La démence ne doit pas être perçue comme une fatalité. Chacun d’entre nous a la possibilité d’agir pour maintenir la santé de son cerveau même en avançant en âge. Des experts partagent des conseils précieux sur les comportements à adopter.
Une étude récemment publiée aux États-Unis, tirée de la recherche “Atherosclerosis Risk in Communities” (ARIC), révèle que les choix effectués durant la vie adulte influencent notre risque de démence. Cette recherche a suivi 12 409 individus âgés en moyenne de 56 ans pendant une période allant jusqu’à 26 ans.
Au cours de cette étude, 3 008 participants ont été diagnostiqués avec une démence. Parallèlement, 5 238 personnes sont décédées sans jamais avoir été touchées par cette maladie. Les données montrent que les personnes n’ayant pas présenté trois risques majeurs – l’hypertension, le diabète et le tabagisme – ont vécu en moyenne 12,6 années supplémentaires sans souffrir de démence.
Le Dr. Josef Coresh, auteur de l’étude à la Grossman School of Medicine de New York, souligne que “nos résultats démontrent qu’en prévenant ces facteurs de risque à l’âge mûr, il est possible de retarder l’apparition de la démence et de préserver la santé cérébrale”. Il met également en avant l’urgence de trouver des moyens pour prévenir ou retarder cette maladie, surtout face au vieillissement de la population.
L’étude révèle que les individus n’ayant pas d’hypertension ni de diabète, et qui ne fumaient pas, pouvaient s’attendre à vivre 30,1 années après 55 ans sans démence. Avec deux facteurs de risque, cette durée se réduit à 26,3 ans, tandis que la présence des trois facteurs diminue cette perspective à seulement 17,5 années, soit une diminution significative de 12,6 ans.
Les facteurs de risque pour le cerveau
Les facteurs comme l’hypertension, le diabète et le tabagisme sont reconnus pour accroître le risque de maladies cardiovasculaires. De plus en plus de recherches indiquent qu’ils nuisent également à la santé cérébrale en provoquant des dommages chroniques aux petits vaisseaux sanguins, en déclenchant des inflammations et en accélérant l’athérosclérose.

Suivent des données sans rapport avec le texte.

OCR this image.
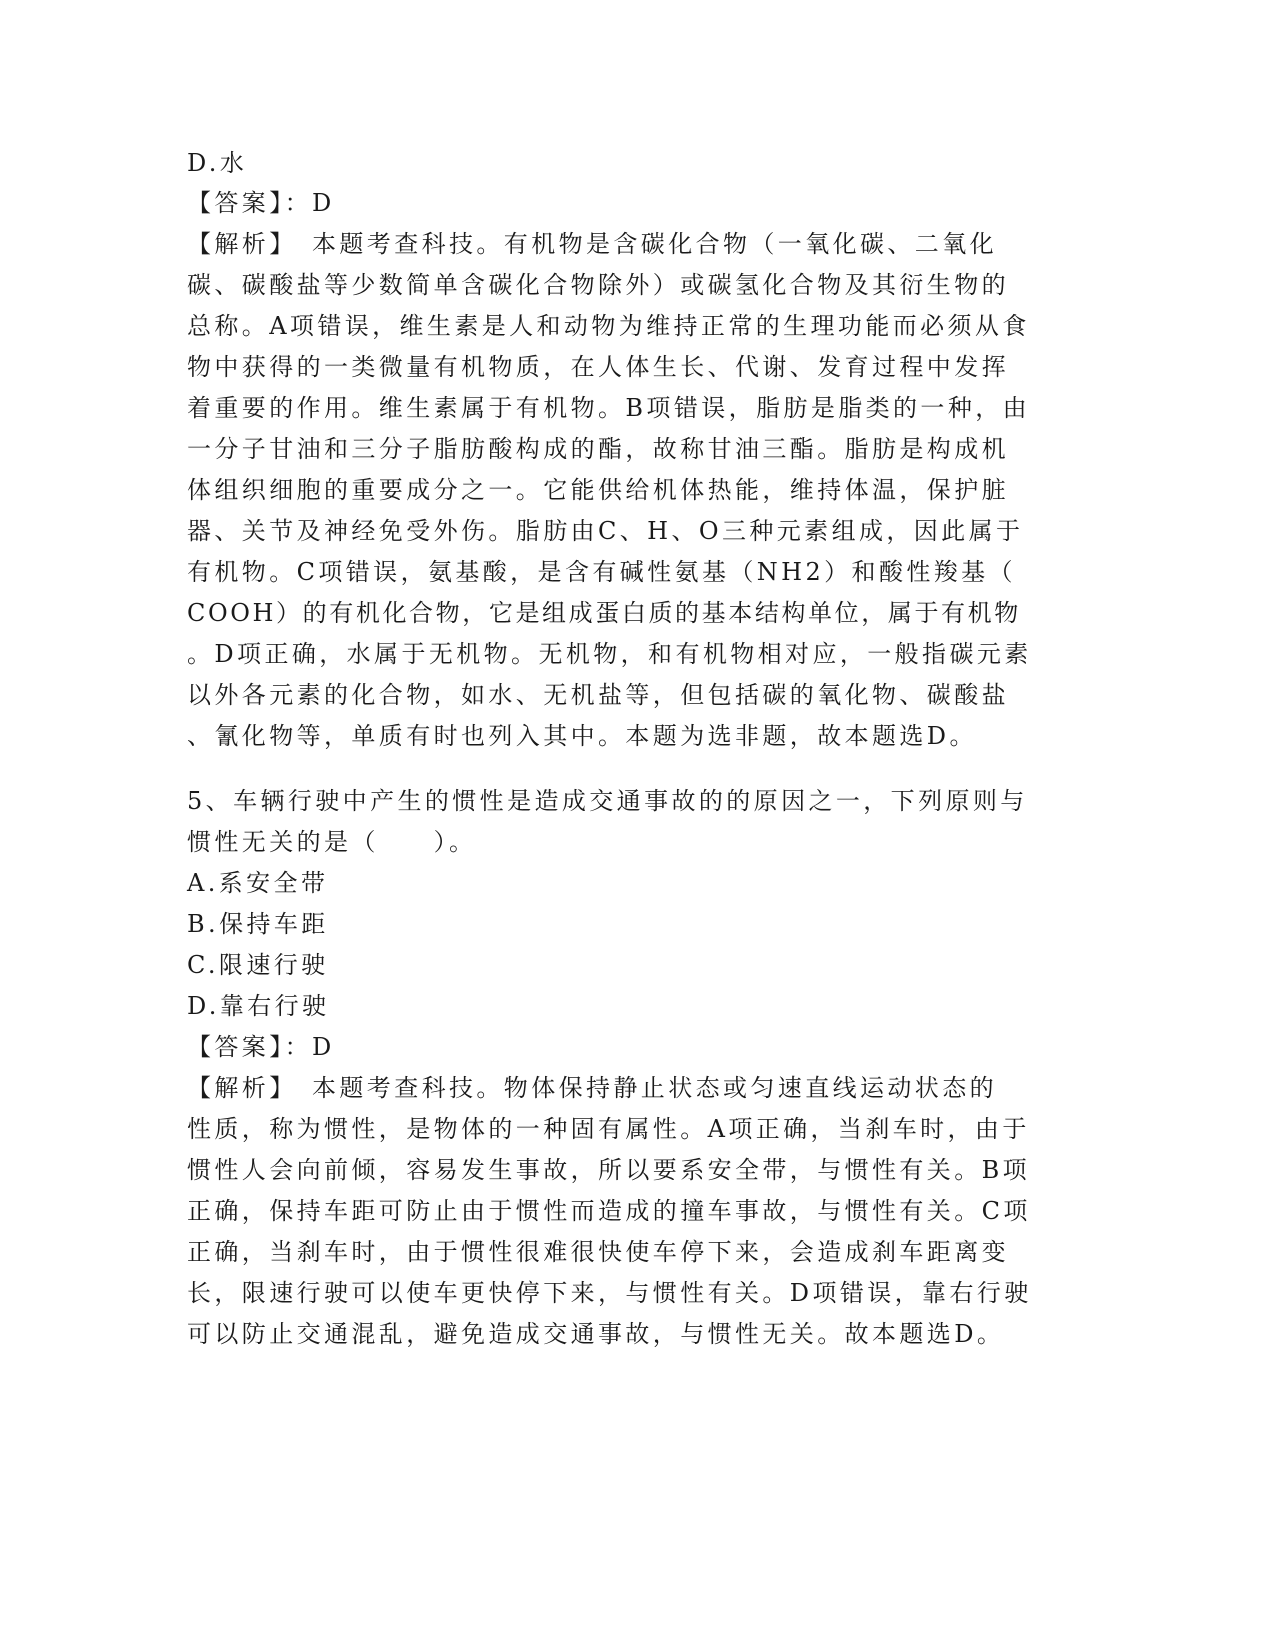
D.水
【答案】：D
【解析】　本题考查科技。有机物是含碳化合物（一氧化碳、二氧化
碳、碳酸盐等少数简单含碳化合物除外）或碳氢化合物及其衍生物的
总称。A项错误，维生素是人和动物为维持正常的生理功能而必须从食
物中获得的一类微量有机物质，在人体生长、代谢、发育过程中发挥
着重要的作用。维生素属于有机物。B项错误，脂肪是脂类的一种，由
一分子甘油和三分子脂肪酸构成的酯，故称甘油三酯。脂肪是构成机
体组织细胞的重要成分之一。它能供给机体热能，维持体温，保护脏
器、关节及神经免受外伤。脂肪由C、H、O三种元素组成，因此属于
有机物。C项错误，氨基酸，是含有碱性氨基（NH2）和酸性羧基（
COOH）的有机化合物，它是组成蛋白质的基本结构单位，属于有机物
。D项正确，水属于无机物。无机物，和有机物相对应，一般指碳元素
以外各元素的化合物，如水、无机盐等，但包括碳的氧化物、碳酸盐
、氰化物等，单质有时也列入其中。本题为选非题，故本题选D。
5、车辆行驶中产生的惯性是造成交通事故的的原因之一，下列原则与
惯性无关的是（　　）。
A.系安全带
B.保持车距
C.限速行驶
D.靠右行驶
【答案】：D
【解析】　本题考查科技。物体保持静止状态或匀速直线运动状态的
性质，称为惯性，是物体的一种固有属性。A项正确，当刹车时，由于
惯性人会向前倾，容易发生事故，所以要系安全带，与惯性有关。B项
正确，保持车距可防止由于惯性而造成的撞车事故，与惯性有关。C项
正确，当刹车时，由于惯性很难很快使车停下来，会造成刹车距离变
长，限速行驶可以使车更快停下来，与惯性有关。D项错误，靠右行驶
可以防止交通混乱，避免造成交通事故，与惯性无关。故本题选D。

Ces dommages favorisent des changements neurodégénératifs qui augmentent le risque de démence.
Le Professeur Peter Berlit, Secrétaire général de la Société allemande de neurologie, interprète les résultats de cette étude comme une confirmation de l’importance d’une prévention précoce. “Bien que les risques relatifs soient souvent difficiles à appréhender, les chiffres concernant les années de vie gagnées ou perdues illustrent clairement l’avantage d’un contrôle rigoureux de la pression sanguine, de la glycémie et des comportements liés au tabagisme”, affirme-t-il.
Berlit encourage à ne pas fumer et à adopter un mode de vie sain pour éviter les “maladies du bien-être” telles que l’hypertension et le diabète. Pour ce faire, il recommande de pratiquer une activité physique régulière, de privilégier une alimentation à base de produits frais et végétaux, tout en limitant la consommation de sucres et d’aliments ultratransformés.
Points à retenir
- Les choix de vie effectués à l’âge adulte influencent le risque de démence.

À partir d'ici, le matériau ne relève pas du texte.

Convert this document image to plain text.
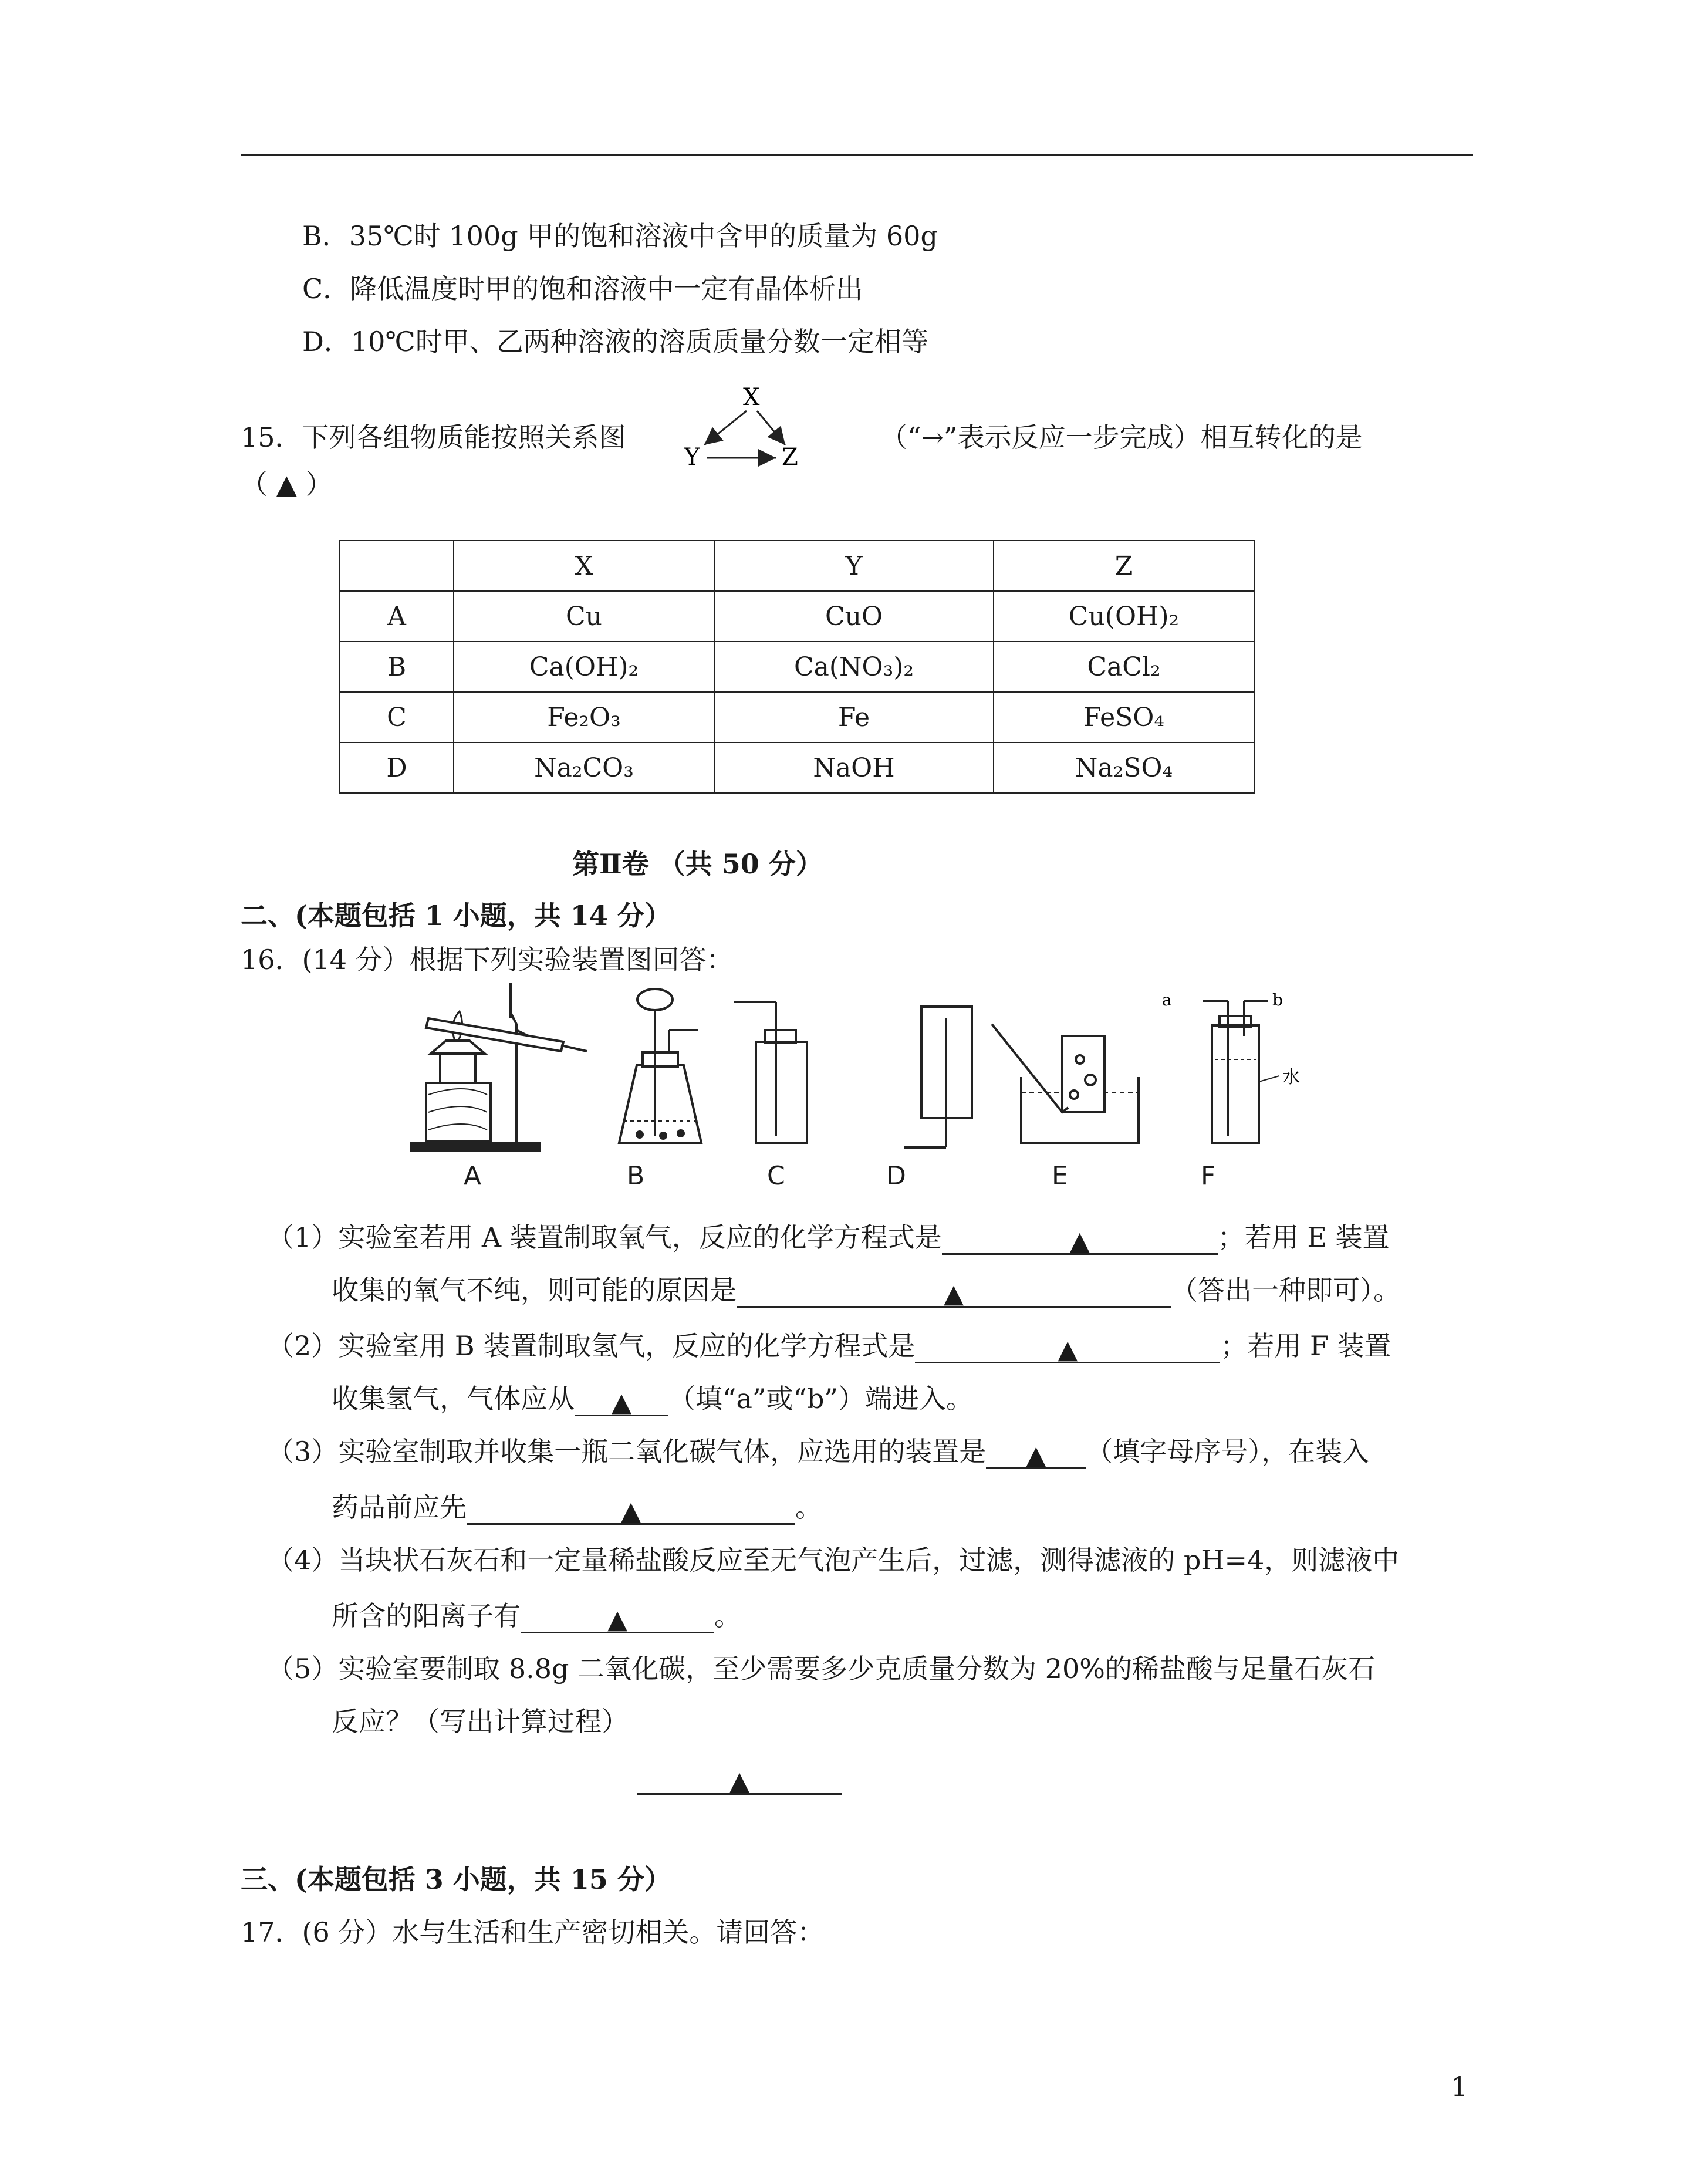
B．35℃时 100g 甲的饱和溶液中含甲的质量为 60g
C．降低温度时甲的饱和溶液中一定有晶体析出
D．10℃时甲、乙两种溶液的溶质质量分数一定相等
15．下列各组物质能按照关系图
X
Y	Z
（“→”表示反应一步完成）相互转化的是
（ ▲ ）
	X	Y	Z
A	Cu	CuO	Cu(OH)₂
B	Ca(OH)₂	Ca(NO₃)₂	CaCl₂
C	Fe₂O₃	Fe	FeSO₄
D	Na₂CO₃	NaOH	Na₂SO₄
第Ⅱ卷 （共 50 分）
二、(本题包括 1 小题，共 14 分）
16．(14 分）根据下列实验装置图回答：
a	b
水
A	B	C	D	E	F
（1）实验室若用 A 装置制取氧气，反应的化学方程式是	▲	；若用 E 装置
收集的氧气不纯，则可能的原因是	▲	（答出一种即可）。
（2）实验室用 B 装置制取氢气，反应的化学方程式是	▲	；若用 F 装置
收集氢气，气体应从 ▲ （填“a”或“b”）端进入。
（3）实验室制取并收集一瓶二氧化碳气体，应选用的装置是 ▲ （填字母序号），在装入
药品前应先	▲	。
（4）当块状石灰石和一定量稀盐酸反应至无气泡产生后，过滤，测得滤液的 pH=4，则滤液中
所含的阳离子有	▲	。
（5）实验室要制取 8.8g 二氧化碳，至少需要多少克质量分数为 20%的稀盐酸与足量石灰石
反应？（写出计算过程）
▲
三、(本题包括 3 小题，共 15 分）
17．(6 分）水与生活和生产密切相关。请回答：
1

- Prévenir les facteurs de risque comme l’hypertension et le diabète peut prolonger la vie sans démence.
- Les comportements comme l’arrêt du tabac sont essentiels pour préserver la santé cérébrale.
- Une alimentation saine et une activité physique régulière sont des mesures préventives efficaces.
- La sensibilisation à l’importance de la prévention est cruciale dans nos sociétés vieillissantes.
En tant que passionné de la santé et du bien-être, je ne peux que m’interroger sur l’impact que nous avons sur notre propre avenir. À travers des choix quotidiens, il nous est possible d’influer positivement sur notre destin, non seulement pour nous-même, mais aussi pour ceux que nous chérissons. Démarrer aujourd’hui un chemin vers une vie plus saine pourrait bien faire la différence pour les générations à venir.